老子小話 VOL 721 (2014.09.06配信)

流れるもの程生きるに苦は入らぬ。

 (夏目漱石、「草枕」)

 

温泉に入って、体がふわりと浮いたとき、

「ふわり、ふわりと魂がくらげの様に浮いている。」

と感じたのは、「草枕」の主人公である。さらに、

「世の中もこんな気になれば楽なものだ。
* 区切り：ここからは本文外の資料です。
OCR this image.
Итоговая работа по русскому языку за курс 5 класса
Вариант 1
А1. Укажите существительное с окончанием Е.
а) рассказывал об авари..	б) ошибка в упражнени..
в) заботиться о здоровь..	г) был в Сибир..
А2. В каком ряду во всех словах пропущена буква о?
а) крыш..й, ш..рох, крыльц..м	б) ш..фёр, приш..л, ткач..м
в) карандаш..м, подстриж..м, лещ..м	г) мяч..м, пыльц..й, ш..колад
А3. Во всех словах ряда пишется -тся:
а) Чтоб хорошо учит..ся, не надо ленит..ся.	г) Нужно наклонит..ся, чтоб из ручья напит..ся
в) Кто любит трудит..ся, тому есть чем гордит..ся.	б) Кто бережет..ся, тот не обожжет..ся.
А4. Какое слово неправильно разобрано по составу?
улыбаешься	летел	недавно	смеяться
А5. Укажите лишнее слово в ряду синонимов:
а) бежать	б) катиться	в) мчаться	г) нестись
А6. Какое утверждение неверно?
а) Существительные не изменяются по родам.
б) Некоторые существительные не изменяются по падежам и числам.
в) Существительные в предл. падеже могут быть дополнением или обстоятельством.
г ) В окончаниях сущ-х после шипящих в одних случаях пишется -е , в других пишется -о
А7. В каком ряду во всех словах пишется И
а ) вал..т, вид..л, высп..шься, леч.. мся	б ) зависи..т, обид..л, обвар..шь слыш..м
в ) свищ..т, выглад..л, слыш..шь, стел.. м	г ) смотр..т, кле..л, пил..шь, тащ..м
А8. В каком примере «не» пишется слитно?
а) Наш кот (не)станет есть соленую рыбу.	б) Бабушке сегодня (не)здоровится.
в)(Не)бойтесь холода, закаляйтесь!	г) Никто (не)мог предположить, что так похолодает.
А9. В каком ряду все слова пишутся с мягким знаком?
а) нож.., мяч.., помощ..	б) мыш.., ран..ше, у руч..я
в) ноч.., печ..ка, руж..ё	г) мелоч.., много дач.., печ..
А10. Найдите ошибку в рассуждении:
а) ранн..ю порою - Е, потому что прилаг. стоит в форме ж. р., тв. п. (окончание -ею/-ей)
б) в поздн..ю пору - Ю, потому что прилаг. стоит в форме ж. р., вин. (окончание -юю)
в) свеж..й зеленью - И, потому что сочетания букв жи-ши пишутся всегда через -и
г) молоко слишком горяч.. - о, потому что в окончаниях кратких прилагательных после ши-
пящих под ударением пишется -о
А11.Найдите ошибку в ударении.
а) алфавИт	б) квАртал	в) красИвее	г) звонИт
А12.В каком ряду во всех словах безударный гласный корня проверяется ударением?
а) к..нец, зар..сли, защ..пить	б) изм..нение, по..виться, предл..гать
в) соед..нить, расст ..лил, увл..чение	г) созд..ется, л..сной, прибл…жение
」

とまで感じている。

時は流れ、世の中は変化していく。

長い間生きてくると、分別や執着が身に付き、

世の中に違和感を覚えてくる。

それが年をとったということかもしれないが、

昔と今を比較して、今を嘆くことになる。

体のみならず心もまでも流されていけば、

生きる苦労は、少しは軽くなる。

これが漱石の遺言だと思っています。

漱石のこの小説も、過去にとどまらず、

時代とともに流れ、今なお生きている。

まさに詩のように言葉は流れ、

流れる心に沁み入ってくる。

思うに、「流れる」自分を感じるには、

流れに身を置く自分を見ている自分が要る。

その自分が自分の証だとすると、

違和感こそが自分であり、自分を押し通さずに、

現実を受け入れ、流れの中の自分を見守る。

これが、楽な生き方のようです。